There are several reasons DST/Standard is more irksome than higher-profile government encroachments on your life. First is the the sheer hubris of it, the assumption that the technocracy in its infinite strength can even overcome the natural tension between tropical and sidereal time, ease the autumnal sorrow in your heart that comes with seeing the days get shorter. As is usually the case, the technocracy is wrong: There is no evidence that the switcheroo does anything to help productivity or save energy.

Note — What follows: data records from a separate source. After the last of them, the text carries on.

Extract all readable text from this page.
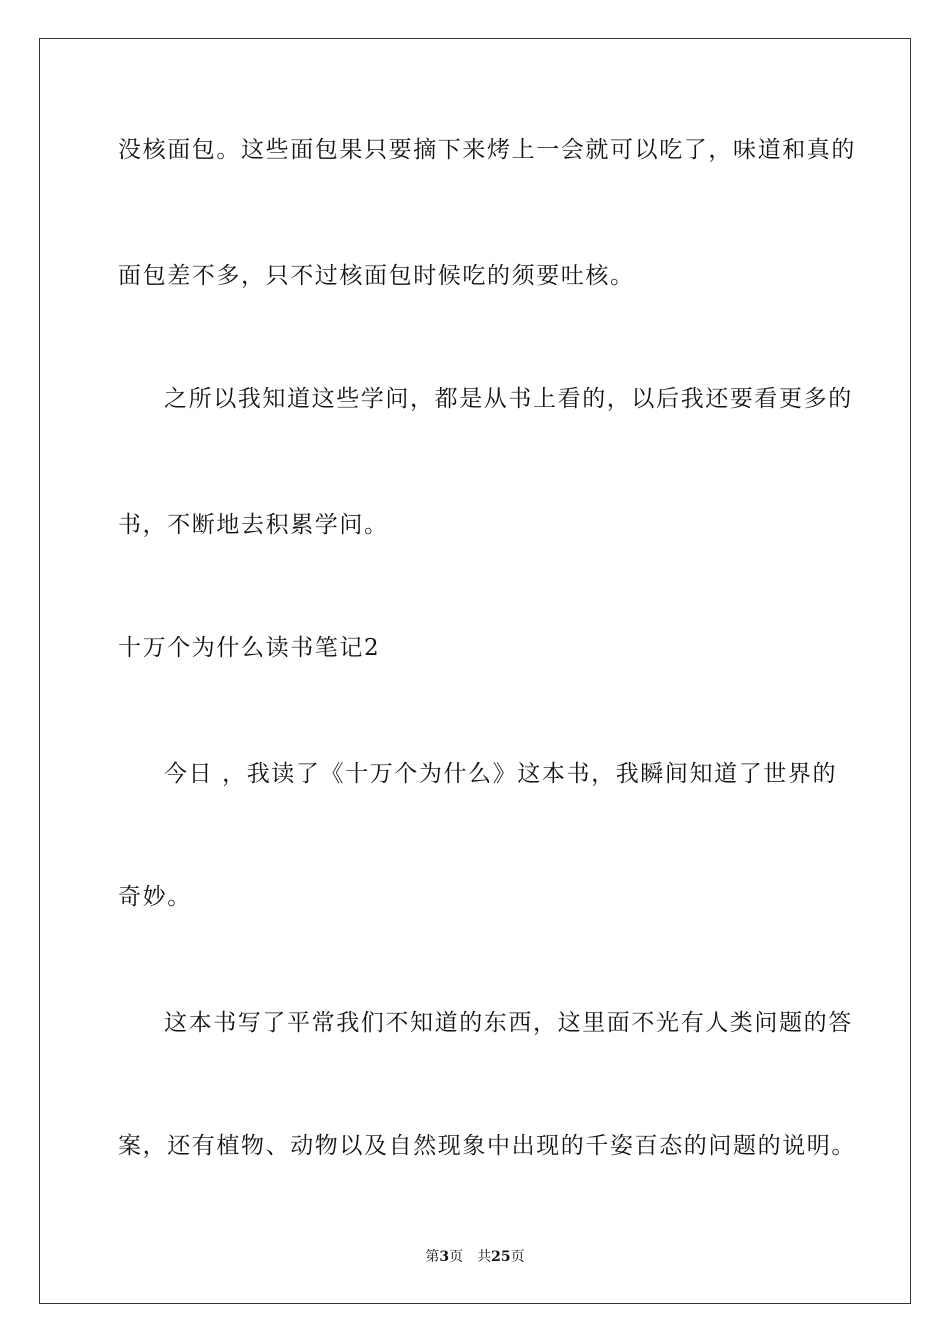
没核面包。这些面包果只要摘下来烤上一会就可以吃了，味道和真的
面包差不多，只不过核面包时候吃的须要吐核。
之所以我知道这些学问，都是从书上看的，以后我还要看更多的
书，不断地去积累学问。
十万个为什么读书笔记2
今日 ，我读了《十万个为什么》这本书，我瞬间知道了世界的
奇妙。
这本书写了平常我们不知道的东西，这里面不光有人类问题的答
案，还有植物、动物以及自然现象中出现的千姿百态的问题的说明。
第3页 共25页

There is also an emotional reason. My preference would be Tebedo’s solution — year-round-daylight time — because I prefer to rise in darkness than to end the workday in it. But year-round standard would also be preferable to spring-forward/fall-back. As indicated in the previous paragraph, there is nothing human ingenuity can do to change the earth’s inclination relative to the sun. From June 21 through December 21, the days will keep getting shorter no matter what the government does. But that is a natural process, and for our own mental health we should keep it that way. One of the few things that mitigates being a year closer to the grave is the quiet joy of observing the gradual shifting of the shadows, the barely noticeable changes in your perceptions from one day to the next. Spring-forward/fall-back throws all that out the window, and it undoubtedly heightens the depressing feeling of oncoming winter. Just as you’re really starting to notice how short the days are getting, they slam you with standard time. It’s 4:30 and you’re still half an hour away from quitting work, and already it’s dark.

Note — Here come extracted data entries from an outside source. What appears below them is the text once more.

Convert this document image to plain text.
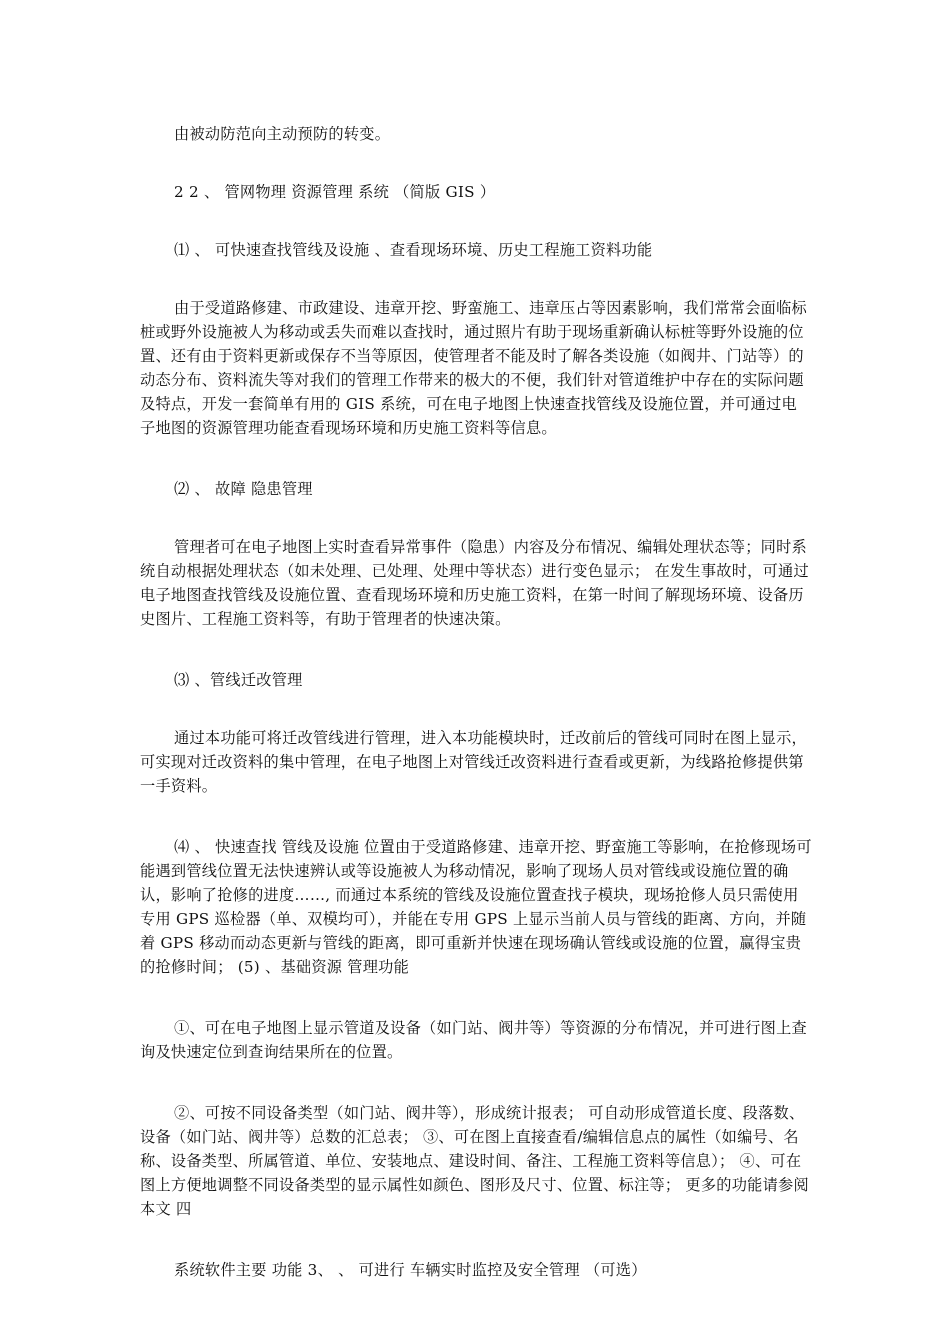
由被动防范向主动预防的转变。

2 2 、 管网物理 资源管理 系统 （简版 GIS ）

⑴ 、 可快速查找管线及设施 、查看现场环境、历史工程施工资料功能

由于受道路修建、市政建设、违章开挖、野蛮施工、违章压占等因素影响，我们常常会面临标桩或野外设施被人为移动或丢失而难以查找时，通过照片有助于现场重新确认标桩等野外设施的位置、还有由于资料更新或保存不当等原因，使管理者不能及时了解各类设施（如阀井、门站等）的动态分布、资料流失等对我们的管理工作带来的极大的不便，我们针对管道维护中存在的实际问题及特点，开发一套简单有用的 GIS 系统，可在电子地图上快速查找管线及设施位置，并可通过电子地图的资源管理功能查看现场环境和历史施工资料等信息。

⑵ 、 故障 隐患管理

管理者可在电子地图上实时查看异常事件（隐患）内容及分布情况、编辑处理状态等；同时系统自动根据处理状态（如未处理、已处理、处理中等状态）进行变色显示； 在发生事故时，可通过电子地图查找管线及设施位置、查看现场环境和历史施工资料，在第一时间了解现场环境、设备历史图片、工程施工资料等，有助于管理者的快速决策。

⑶ 、管线迁改管理

通过本功能可将迁改管线进行管理，进入本功能模块时，迁改前后的管线可同时在图上显示，可实现对迁改资料的集中管理，在电子地图上对管线迁改资料进行查看或更新，为线路抢修提供第一手资料。

⑷ 、 快速查找 管线及设施 位置由于受道路修建、违章开挖、野蛮施工等影响，在抢修现场可能遇到管线位置无法快速辨认或等设施被人为移动情况，影响了现场人员对管线或设施位置的确认，影响了抢修的进度……, 而通过本系统的管线及设施位置查找子模块，现场抢修人员只需使用专用 GPS 巡检器（单、双模均可），并能在专用 GPS 上显示当前人员与管线的距离、方向，并随着 GPS 移动而动态更新与管线的距离，即可重新并快速在现场确认管线或设施的位置，赢得宝贵的抢修时间； (5) 、基础资源 管理功能

①、可在电子地图上显示管道及设备（如门站、阀井等）等资源的分布情况，并可进行图上查询及快速定位到查询结果所在的位置。

②、可按不同设备类型（如门站、阀井等），形成统计报表； 可自动形成管道长度、段落数、设备（如门站、阀井等）总数的汇总表； ③、可在图上直接查看/编辑信息点的属性（如编号、名称、设备类型、所属管道、单位、安装地点、建设时间、备注、工程施工资料等信息）； ④、可在图上方便地调整不同设备类型的显示属性如颜色、图形及尺寸、位置、标注等； 更多的功能请参阅本文 四

系统软件主要 功能 3、 、 可进行 车辆实时监控及安全管理 （可选）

In addition to these two, there is the people-are-idiots madness of the whole thing. No matter how many studies prove that the shift does nothing to keep children from getting hit by school buses on dark mornings, or enhance the well-being of milk delivery men, or turn us into slightly more efficient producers of wealth to be seized by the welfare/warfare state, there’s always some dope who says this is the best way, simply because he’s never been allowed to experience any other way. More recently, nudniks have been saying there’s nothing wrong with this dimwitted practice because, unlike our benighted ancestors who put a man on the moon, we have computers and phones that update themselves automatically. And then there are the nincompoops who are actually grateful for this unnecessary intrusion. The first sentence of this post is a joke, but many people actually do think “Oh kewl! I got an extra hour.” (Which is wasted anyway on a Sunday morning. And how come nobody ever complains about their lost hour in spring?) I suspect all these dingbats are late risers to boot, and late risers deserve no respect when it comes to daily scheduling. There is nothing more empowering than to flash a light in the eyes of some slugabed and announce, “It’s four-thirty, time for milking!”

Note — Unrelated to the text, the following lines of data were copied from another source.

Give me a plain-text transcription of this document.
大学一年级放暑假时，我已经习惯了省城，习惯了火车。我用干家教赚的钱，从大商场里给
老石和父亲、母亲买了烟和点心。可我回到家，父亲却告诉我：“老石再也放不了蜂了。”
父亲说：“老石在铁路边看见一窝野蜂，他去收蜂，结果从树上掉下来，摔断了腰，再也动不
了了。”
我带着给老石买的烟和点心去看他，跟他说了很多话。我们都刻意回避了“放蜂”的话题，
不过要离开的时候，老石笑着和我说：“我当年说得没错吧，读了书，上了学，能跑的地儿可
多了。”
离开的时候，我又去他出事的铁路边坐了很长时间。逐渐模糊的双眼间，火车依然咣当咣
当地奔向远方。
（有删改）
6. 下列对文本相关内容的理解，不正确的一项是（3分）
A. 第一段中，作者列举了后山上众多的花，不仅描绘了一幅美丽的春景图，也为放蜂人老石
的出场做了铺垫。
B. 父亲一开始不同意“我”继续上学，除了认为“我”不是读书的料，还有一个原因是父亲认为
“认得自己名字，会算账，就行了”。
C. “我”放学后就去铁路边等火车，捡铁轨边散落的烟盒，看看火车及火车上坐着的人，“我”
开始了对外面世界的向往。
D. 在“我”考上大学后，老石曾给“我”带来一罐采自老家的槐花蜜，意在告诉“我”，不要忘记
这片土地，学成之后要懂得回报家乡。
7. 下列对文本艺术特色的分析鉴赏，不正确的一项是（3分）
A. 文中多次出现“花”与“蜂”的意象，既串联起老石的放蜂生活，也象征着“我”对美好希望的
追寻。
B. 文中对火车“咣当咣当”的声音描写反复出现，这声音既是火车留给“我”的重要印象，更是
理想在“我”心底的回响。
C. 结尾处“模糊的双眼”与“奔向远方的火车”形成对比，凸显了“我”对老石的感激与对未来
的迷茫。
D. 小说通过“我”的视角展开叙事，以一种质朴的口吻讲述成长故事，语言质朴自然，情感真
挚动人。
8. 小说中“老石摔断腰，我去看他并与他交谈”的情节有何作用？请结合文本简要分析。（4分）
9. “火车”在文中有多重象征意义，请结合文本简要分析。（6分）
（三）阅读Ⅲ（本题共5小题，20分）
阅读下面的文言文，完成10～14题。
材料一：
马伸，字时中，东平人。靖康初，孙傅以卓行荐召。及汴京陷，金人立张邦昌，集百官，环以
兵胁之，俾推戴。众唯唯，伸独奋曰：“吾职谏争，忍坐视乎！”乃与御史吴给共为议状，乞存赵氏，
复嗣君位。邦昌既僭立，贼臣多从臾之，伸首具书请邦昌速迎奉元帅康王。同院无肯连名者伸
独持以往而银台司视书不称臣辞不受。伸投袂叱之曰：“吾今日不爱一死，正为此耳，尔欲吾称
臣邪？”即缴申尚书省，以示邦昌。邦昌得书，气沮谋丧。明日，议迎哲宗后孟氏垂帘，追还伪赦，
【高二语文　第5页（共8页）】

Finally, there’s a philosophical problem. A few weeks back, Fox News Sunday’s Chris Wallace interviewed Demetrios N. Matsakis, timekeeper for the U.S. Naval Observatory. At the end of the profile, Matsakis revealed that he doesn’t wear a watch, because, in Wallace’s phrasing, he doesn’t want “the measurement of time — especially something as imprecise as a watch — to get confused with time as an objective reality.” God or the Big Bang or both created the time we all live under. Humanity, over many millennia, has adjusted itself to this solar schedule in ways that are wondrous to reflect on: organizing weeks and months with fantastic precision; even, after the discovery of the heliocentric universe, figuring out how to make a calendar that, with only a minor four-year adjustment, reconciles the vast differences among the solar, terrestrial and lunar cycles. (Hey, Muslims: If you’d get on the solar calendar you could schedule Ramadan permanently in December and not be so angry from having to fast through long summer days.) But we should accept the reality of universal time in comparison with which the allotted human life forms a parenthesis of infinitesimal brevity. The passage of time, the lengthening and dwindling of the days, exists beyond us and above us. Stop trying to cheat it.